Blog generation di Giuseppe Granieri era uscito originariamente nel 2005, ma pochi mesi fa è stato ripresentato con un'aggiunta di dodici pagine di "Postfazione 2009". In effetti, di un aggiornamento si sentiva il bisogno: scritto in un periodo in cui l'interesse per i blog era molto alto, in Italia, il libro dedicava ampio spazio ad aspetti ormai marginali, come l'"economia dei link" (pp. 40-45). Soprattutto, non aveva modo di prevedere che dopo i blog sarebbe venuto il resto del web 2.0. Però la postfazione è molto breve... sarebbe stato meglio scrivere un altro libro!
Detto questo,
Blog generation già nell'originale non si abbandonava ad eccessi di entusiasmo, così comuni nella produzione americana, e quindi ha resistito abbastanza bene al passare del tempo.
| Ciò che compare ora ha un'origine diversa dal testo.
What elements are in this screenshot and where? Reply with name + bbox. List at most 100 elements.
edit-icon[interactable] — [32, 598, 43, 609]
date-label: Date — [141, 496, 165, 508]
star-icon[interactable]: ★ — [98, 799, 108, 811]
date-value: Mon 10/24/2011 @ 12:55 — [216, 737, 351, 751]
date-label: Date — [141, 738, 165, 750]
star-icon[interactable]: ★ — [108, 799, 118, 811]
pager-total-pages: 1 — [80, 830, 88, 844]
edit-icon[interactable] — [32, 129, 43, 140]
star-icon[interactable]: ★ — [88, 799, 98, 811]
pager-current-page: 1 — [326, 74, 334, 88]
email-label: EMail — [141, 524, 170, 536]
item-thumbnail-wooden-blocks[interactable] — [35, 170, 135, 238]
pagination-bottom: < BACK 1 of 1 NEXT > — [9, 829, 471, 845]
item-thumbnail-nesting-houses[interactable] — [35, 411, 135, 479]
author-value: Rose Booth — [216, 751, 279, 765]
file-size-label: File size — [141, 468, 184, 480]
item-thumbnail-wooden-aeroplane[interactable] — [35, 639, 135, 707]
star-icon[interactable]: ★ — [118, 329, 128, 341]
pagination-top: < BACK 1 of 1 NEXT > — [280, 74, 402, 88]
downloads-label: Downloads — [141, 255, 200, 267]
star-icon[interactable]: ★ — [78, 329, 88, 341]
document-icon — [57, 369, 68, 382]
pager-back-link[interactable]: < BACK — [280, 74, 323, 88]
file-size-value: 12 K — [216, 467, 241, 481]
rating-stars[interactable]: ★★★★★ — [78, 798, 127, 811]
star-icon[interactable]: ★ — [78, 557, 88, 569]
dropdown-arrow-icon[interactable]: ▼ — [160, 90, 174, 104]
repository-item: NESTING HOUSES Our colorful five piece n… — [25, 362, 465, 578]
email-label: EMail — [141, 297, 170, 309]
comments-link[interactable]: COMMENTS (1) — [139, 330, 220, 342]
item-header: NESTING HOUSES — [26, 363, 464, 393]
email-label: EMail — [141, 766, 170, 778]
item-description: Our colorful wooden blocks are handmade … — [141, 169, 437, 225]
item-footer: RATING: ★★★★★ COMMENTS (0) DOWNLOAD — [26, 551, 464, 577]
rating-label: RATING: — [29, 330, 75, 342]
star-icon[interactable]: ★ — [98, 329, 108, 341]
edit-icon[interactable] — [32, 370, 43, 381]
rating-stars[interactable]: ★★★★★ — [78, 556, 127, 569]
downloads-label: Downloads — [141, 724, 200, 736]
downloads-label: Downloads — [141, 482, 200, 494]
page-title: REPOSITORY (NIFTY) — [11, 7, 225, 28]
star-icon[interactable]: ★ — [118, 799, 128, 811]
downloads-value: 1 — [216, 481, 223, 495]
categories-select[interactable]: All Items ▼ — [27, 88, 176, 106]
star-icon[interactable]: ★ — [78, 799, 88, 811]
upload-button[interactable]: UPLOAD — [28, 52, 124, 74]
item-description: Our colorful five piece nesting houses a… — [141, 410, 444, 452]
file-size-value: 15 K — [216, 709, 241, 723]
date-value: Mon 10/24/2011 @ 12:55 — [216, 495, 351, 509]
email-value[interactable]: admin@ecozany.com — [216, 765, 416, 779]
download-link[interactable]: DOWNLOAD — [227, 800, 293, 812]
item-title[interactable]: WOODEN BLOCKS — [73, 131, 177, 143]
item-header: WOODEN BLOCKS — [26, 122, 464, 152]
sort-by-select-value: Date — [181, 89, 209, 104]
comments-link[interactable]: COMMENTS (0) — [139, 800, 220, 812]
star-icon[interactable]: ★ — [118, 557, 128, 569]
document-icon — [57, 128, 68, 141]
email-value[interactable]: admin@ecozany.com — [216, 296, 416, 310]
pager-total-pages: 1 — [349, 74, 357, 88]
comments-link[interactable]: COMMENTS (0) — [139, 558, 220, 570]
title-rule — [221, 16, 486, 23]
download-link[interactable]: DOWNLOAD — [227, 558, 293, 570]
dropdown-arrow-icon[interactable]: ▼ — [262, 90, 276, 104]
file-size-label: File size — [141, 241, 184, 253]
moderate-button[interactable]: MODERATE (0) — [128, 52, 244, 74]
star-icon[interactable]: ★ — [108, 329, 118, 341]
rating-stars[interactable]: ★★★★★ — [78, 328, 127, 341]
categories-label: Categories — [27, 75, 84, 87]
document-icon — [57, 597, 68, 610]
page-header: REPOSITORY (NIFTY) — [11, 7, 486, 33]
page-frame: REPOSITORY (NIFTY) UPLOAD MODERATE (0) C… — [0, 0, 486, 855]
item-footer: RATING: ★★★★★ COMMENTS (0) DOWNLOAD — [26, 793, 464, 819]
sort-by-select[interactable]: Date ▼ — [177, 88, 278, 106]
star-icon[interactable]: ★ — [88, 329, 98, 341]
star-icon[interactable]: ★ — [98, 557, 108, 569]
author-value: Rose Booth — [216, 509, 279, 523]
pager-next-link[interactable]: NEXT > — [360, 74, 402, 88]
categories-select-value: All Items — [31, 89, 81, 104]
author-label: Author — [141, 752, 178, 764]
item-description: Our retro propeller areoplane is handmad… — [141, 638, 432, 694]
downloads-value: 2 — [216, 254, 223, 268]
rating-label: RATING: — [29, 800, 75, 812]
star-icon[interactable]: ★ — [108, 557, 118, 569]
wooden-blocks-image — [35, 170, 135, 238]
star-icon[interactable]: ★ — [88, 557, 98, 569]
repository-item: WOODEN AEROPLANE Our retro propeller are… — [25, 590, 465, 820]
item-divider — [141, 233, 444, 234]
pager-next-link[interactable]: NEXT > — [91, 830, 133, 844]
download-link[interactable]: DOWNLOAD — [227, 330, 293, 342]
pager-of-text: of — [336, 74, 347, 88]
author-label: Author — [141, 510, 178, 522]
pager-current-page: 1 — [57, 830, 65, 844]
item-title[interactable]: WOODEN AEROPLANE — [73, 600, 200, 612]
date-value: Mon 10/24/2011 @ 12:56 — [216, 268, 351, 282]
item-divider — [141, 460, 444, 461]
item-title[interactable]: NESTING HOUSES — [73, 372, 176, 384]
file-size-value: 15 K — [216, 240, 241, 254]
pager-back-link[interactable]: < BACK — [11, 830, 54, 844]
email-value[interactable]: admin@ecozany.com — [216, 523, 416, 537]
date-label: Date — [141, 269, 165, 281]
Anzi, in mancanza di sostituti, può servire ancora oggi a dare un'idea rapida di ciò che erano, e in parte ancora sono, i blog: strumenti per pubblicare in modo semplice commenti personali.
Guardando invece al futuro, e in particolare ai blog che si sono trasformati in canali di Twitter o FriendFeed, nella postfazione Granieri dice che "Il ruolo del blog, oggi che è una
commodity, è quello - forse - di assecondare maggiormente la propria vocazione di luogo per riflessioni più strutturate, di racconti più meditati, di output per il pensiero 'editorializzato'" (pp. 165-166). Plausibile, d'accordo, ma sarà vero che tutti gli autori di diari on line si sono spostati su Facebook? Bisognerebbe controllare, per saperlo. Cioè, al solito, mettersi lì con pazienza ad aprire blog, classificarli, tirare le somme... In parte lo sto facendo ora io, ma è un po' frustrante vedere che i numeri, su un lavoro di questo genere, finora non li ha tirati fuori nessuno.
(Ancora più frustrante è leggere Gianni Riotta che scrive oggi di Internet sul
Sole-24 ore; ma questo è, ahimè, anche in questo caso, lo standard del giornalismo italiano).